El principito (The Little Prince, 2015), de Mark Osborne, me parece la evidencia de algo peor que lo que denuncia el crítico Richard Brody en su texto sobre Intensa mente (Inside Out, 2015). Si Pixar, como lo plantea Brody, comete el error de simplificar la infancia al privarnos de sus caprichos, su sadismo y su sexualidad, su discípulo Osborne, además, arrasó con el brillante intento de Antoine de Saint-Exupéry por explicar no sólo esta etapa, sino la complejidad de la experiencia humana entera. El libro de Saint-Exupéry es una narración fantástica de lo que es ser niño y estar libre de prejuicios, de lo que es estar vivo y esperar la muerte, de lo que es estar enamorado y no saber amar.

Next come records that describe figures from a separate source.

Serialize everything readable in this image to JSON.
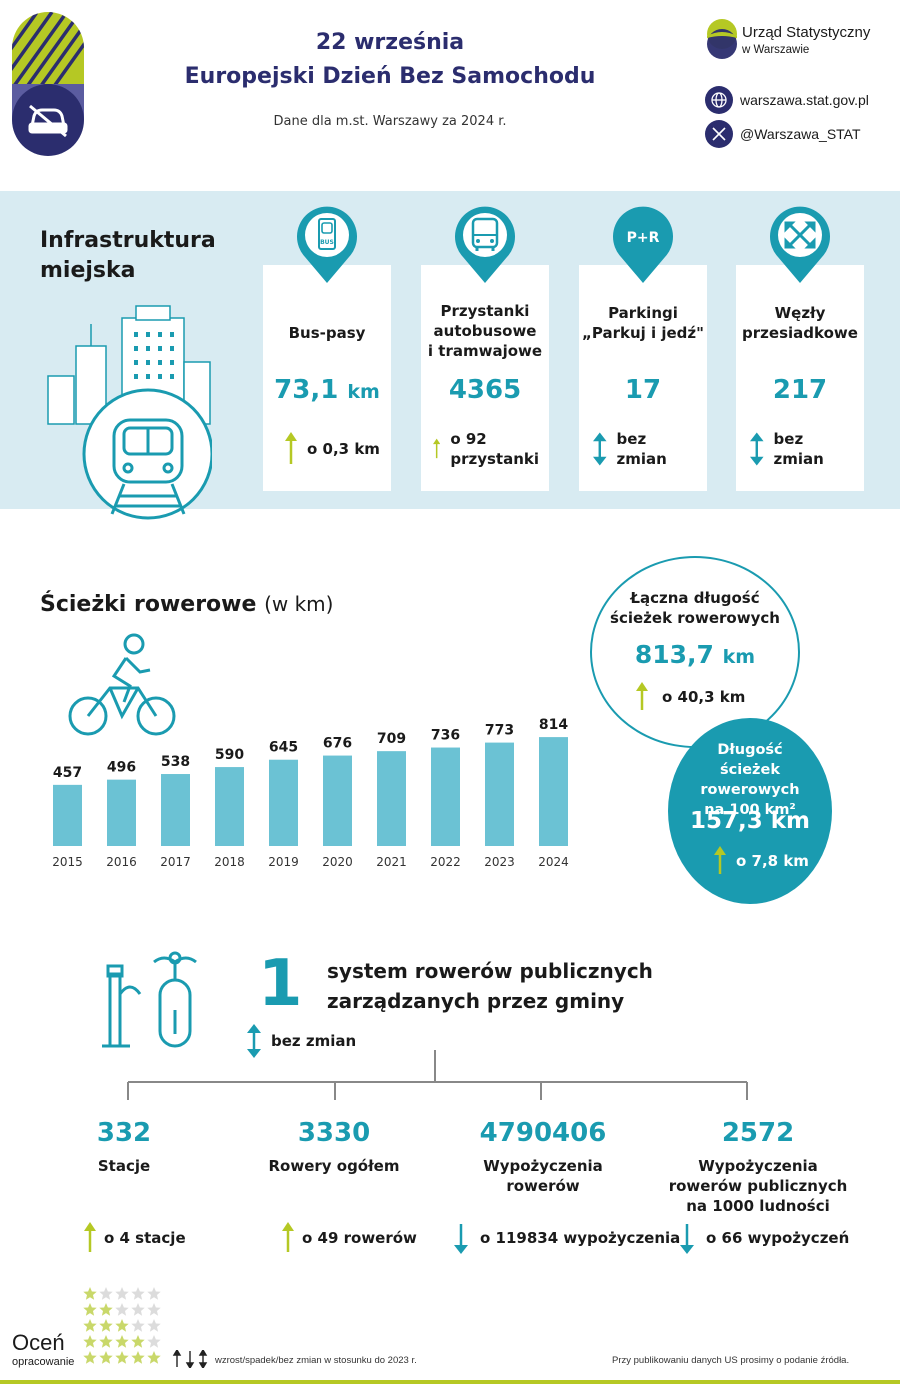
{
  "header": {
    "date": "22 września",
    "title": "Europejski Dzień Bez Samochodu",
    "subtitle": "Dane dla m.st. Warszawy za 2024 r.",
    "logo_name": "Urząd Statystyczny",
    "logo_sub": "w Warszawie",
    "website": "warszawa.stat.gov.pl",
    "twitter": "@Warszawa_STAT"
  },
  "infrastructure": {
    "title_line1": "Infrastruktura",
    "title_line2": "miejska",
    "cards": [
      {
        "icon": "bus-lane-icon",
        "label_lines": [
          "Bus-pasy"
        ],
        "value": "73,1",
        "unit": "km",
        "change_dir": "up",
        "change_lines": [
          "o 0,3 km"
        ]
      },
      {
        "icon": "bus-icon",
        "label_lines": [
          "Przystanki",
          "autobusowe",
          "i tramwajowe"
        ],
        "value": "4365",
        "unit": "",
        "change_dir": "up",
        "change_lines": [
          "o 92",
          "przystanki"
        ]
      },
      {
        "icon": "park-and-ride-icon",
        "icon_text": "P+R",
        "label_lines": [
          "Parkingi",
          "„Parkuj i jedź\""
        ],
        "value": "17",
        "unit": "",
        "change_dir": "same",
        "change_lines": [
          "bez zmian"
        ]
      },
      {
        "icon": "transfer-hub-icon",
        "label_lines": [
          "Węzły",
          "przesiadkowe"
        ],
        "value": "217",
        "unit": "",
        "change_dir": "same",
        "change_lines": [
          "bez zmian"
        ]
      }
    ]
  },
  "bike_paths": {
    "title": "Ścieżki rowerowe",
    "title_unit": "(w km)",
    "total_label_line1": "Łączna długość",
    "total_label_line2": "ścieżek rowerowych",
    "total_value": "813,7",
    "total_unit": "km",
    "total_change": "o 40,3 km",
    "density_label_line1": "Długość",
    "density_label_line2": "ścieżek rowerowych",
    "density_label_line3": "na 100 km²",
    "density_value": "157,3 km",
    "density_change": "o 7,8 km"
  },
  "chart_data": {
    "type": "bar",
    "categories": [
      "2015",
      "2016",
      "2017",
      "2018",
      "2019",
      "2020",
      "2021",
      "2022",
      "2023",
      "2024"
    ],
    "values": [
      457,
      496,
      538,
      590,
      645,
      676,
      709,
      736,
      773,
      814
    ],
    "title": "Ścieżki rowerowe (w km)",
    "xlabel": "",
    "ylabel": "",
    "ylim": [
      0,
      900
    ],
    "bar_color": "#6bc2d4"
  },
  "bike_share": {
    "number": "1",
    "text_line1": "system rowerów publicznych",
    "text_line2": "zarządzanych przez gminy",
    "change": "bez zmian",
    "stats": [
      {
        "value": "332",
        "label_lines": [
          "Stacje"
        ],
        "change_dir": "up",
        "change": "o 4 stacje"
      },
      {
        "value": "3330",
        "label_lines": [
          "Rowery ogółem"
        ],
        "change_dir": "up",
        "change": "o 49 rowerów"
      },
      {
        "value": "4790406",
        "label_lines": [
          "Wypożyczenia",
          "rowerów"
        ],
        "change_dir": "down",
        "change": "o 119834 wypożyczenia"
      },
      {
        "value": "2572",
        "label_lines": [
          "Wypożyczenia",
          "rowerów publicznych",
          "na 1000 ludności"
        ],
        "change_dir": "down",
        "change": "o 66 wypożyczeń"
      }
    ]
  },
  "footer": {
    "rate": "Oceń",
    "rate_sub": "opracowanie",
    "legend": "wzrost/spadek/bez zmian w stosunku do 2023 r.",
    "source_note": "Przy publikowaniu danych US prosimy o podanie źródła."
  },
  "colors": {
    "navy": "#2b2d6e",
    "teal": "#1a9bb0",
    "light_teal": "#6bc2d4",
    "lime": "#b5c824",
    "band": "#d8ebf2"
  }
}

La película de Osborne es primordialmente un rechazo a la novela corta y no el homenaje que su publicidad nos vendió. En una escena la pequeña protagonista termina de leer el libro y enfurece porque no puede saber si el principito se ha reencontrado con su rosa. Su amigo, el aviador, es incapaz de encontrar las palabras para aliviar el misterio, como muchos padres, abuelos o amigos que hayan entregado el libro a un niño. La escena representa la prisa de nuestros niños por saber, por tener cierre, acostumbrados a ello por la modernidad. La aventura en la que se embarca después la niña es un tranquilizador desafío a la muerte y a las desilusiones del mundo adulto que Saint Exupéry jamás planteó. Él sólo pedía no olvidar la infancia y observar el mundo con asombro.

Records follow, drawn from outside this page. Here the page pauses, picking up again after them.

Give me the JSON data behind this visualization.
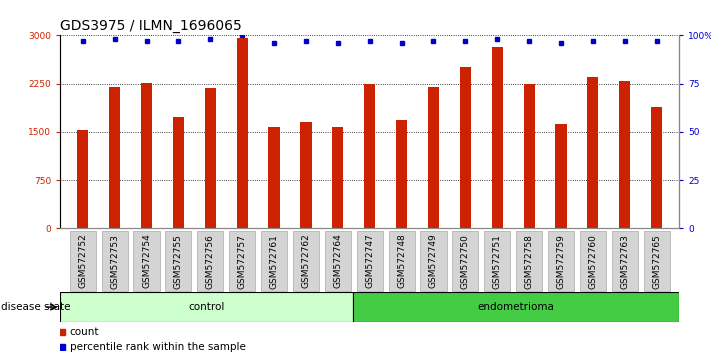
{
  "title": "GDS3975 / ILMN_1696065",
  "samples": [
    "GSM572752",
    "GSM572753",
    "GSM572754",
    "GSM572755",
    "GSM572756",
    "GSM572757",
    "GSM572761",
    "GSM572762",
    "GSM572764",
    "GSM572747",
    "GSM572748",
    "GSM572749",
    "GSM572750",
    "GSM572751",
    "GSM572758",
    "GSM572759",
    "GSM572760",
    "GSM572763",
    "GSM572765"
  ],
  "counts": [
    1530,
    2190,
    2260,
    1730,
    2180,
    2960,
    1570,
    1650,
    1570,
    2240,
    1690,
    2190,
    2510,
    2820,
    2250,
    1620,
    2360,
    2290,
    1890
  ],
  "percentiles": [
    97,
    98,
    97,
    97,
    98,
    100,
    96,
    97,
    96,
    97,
    96,
    97,
    97,
    98,
    97,
    96,
    97,
    97,
    97
  ],
  "bar_color": "#cc2200",
  "dot_color": "#0000cc",
  "control_count": 9,
  "endometrioma_count": 10,
  "control_label": "control",
  "endometrioma_label": "endometrioma",
  "disease_state_label": "disease state",
  "legend_count_label": "count",
  "legend_pct_label": "percentile rank within the sample",
  "ylim_left": [
    0,
    3000
  ],
  "ylim_right": [
    0,
    100
  ],
  "yticks_left": [
    0,
    750,
    1500,
    2250,
    3000
  ],
  "yticks_right": [
    0,
    25,
    50,
    75,
    100
  ],
  "ytick_labels_left": [
    "0",
    "750",
    "1500",
    "2250",
    "3000"
  ],
  "ytick_labels_right": [
    "0",
    "25",
    "50",
    "75",
    "100%"
  ],
  "control_bg": "#ccffcc",
  "endo_bg": "#44cc44",
  "title_fontsize": 10,
  "tick_fontsize": 6.5,
  "label_fontsize": 7.5,
  "bar_width": 0.35
}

A pesar de sus tretas, El principito, la película, no deja de ser una experiencia visionaria que refleja una de nuestras mayores fantasías: nunca crecer. Pero el poder de sus imágenes no es suficiente para enseñarnos la realidad en un sueño. Al contrario, la cinta de Osborne busca alejarnos de la verdad y alojarnos en la imposibilidad.